Elvis Presley greets King Mahendra and Queen Ratna during a 1960 visit to Hollywood - UCLA Library.

How MI6 bought luxury hi-fi system for King Mahendra of Nepal

MI6 secretly bought Britain’s most expensive sound system – so the King of Nepal could play back his favourite tunes by royal musicians.
It was the Swinging Sixties when every teenager saved up to buy a red and white Dansette record player – price eleven guineas (£11.55).
Classified documents released at the National Archives show that King Mahendra found something rather more sophisticated waiting for him when he arrived at Buckingham Palace on a state visit in October 1960.
Lord Snowdon, then married to Princess Margaret, had been commissioned to create the gift.
It was, according to a Foreign Office memo kept secret for 50 years: ‘A stereophonic machine of such splendour that it excels anything hitherto made in England.
‘It plays not only records but also tapes and will allow the king to record his own court orchestra and his own compositions and then play them back to himself.’
The snag was that it cost £640 – the equivalent of £11,000 at today’s prices – and the Treasury had a strict limit of £300 for royal gifts.

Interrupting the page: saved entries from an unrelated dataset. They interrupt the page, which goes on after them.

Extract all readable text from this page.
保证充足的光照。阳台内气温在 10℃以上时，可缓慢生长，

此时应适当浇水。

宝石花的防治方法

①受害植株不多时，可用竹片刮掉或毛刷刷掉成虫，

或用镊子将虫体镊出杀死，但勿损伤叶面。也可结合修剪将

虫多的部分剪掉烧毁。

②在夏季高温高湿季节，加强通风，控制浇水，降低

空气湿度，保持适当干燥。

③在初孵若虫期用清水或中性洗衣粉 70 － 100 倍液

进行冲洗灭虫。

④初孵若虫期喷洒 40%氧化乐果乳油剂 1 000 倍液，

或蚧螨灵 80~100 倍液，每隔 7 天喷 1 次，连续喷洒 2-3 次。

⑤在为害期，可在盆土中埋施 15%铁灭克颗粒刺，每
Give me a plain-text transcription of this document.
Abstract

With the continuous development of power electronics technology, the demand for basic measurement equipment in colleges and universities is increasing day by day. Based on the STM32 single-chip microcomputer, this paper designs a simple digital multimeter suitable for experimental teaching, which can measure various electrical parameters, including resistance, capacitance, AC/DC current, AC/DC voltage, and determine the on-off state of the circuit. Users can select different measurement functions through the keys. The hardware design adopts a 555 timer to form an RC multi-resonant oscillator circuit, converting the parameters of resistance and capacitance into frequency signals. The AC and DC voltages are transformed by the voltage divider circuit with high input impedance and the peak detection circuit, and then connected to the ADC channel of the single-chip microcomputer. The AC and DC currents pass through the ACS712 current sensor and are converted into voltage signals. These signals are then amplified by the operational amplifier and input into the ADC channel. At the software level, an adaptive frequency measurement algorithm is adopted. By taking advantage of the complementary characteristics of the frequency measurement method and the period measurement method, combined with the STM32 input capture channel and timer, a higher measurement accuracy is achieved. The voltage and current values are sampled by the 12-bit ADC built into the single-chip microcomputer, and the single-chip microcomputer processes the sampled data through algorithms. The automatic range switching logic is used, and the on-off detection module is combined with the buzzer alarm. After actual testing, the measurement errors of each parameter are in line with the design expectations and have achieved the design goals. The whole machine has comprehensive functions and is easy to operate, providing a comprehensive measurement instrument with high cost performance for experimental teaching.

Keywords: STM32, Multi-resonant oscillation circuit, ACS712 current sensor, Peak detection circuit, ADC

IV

Sir Derick Hoyer Miller, the permanent under secretary responsible for the secret service budget, agreed to make up the difference, on the grounds that the king deserved ‘a rather specially expensive present’ in recognition of the contribution Nepalese Ghurkhas made to the British Army.
After getting approval from the Foreign Secretary, Lord Home, he sneaked the money out of a fund set aside for MI6 operations in Nepal and sent a cheque for £350 to Lord Plunket, the Queen’s equerry.
The Palace had originally intended to give the king a shotgun, so that he could go deer stalking in Scotland, but discovered that the Americans and the Russians had already done that.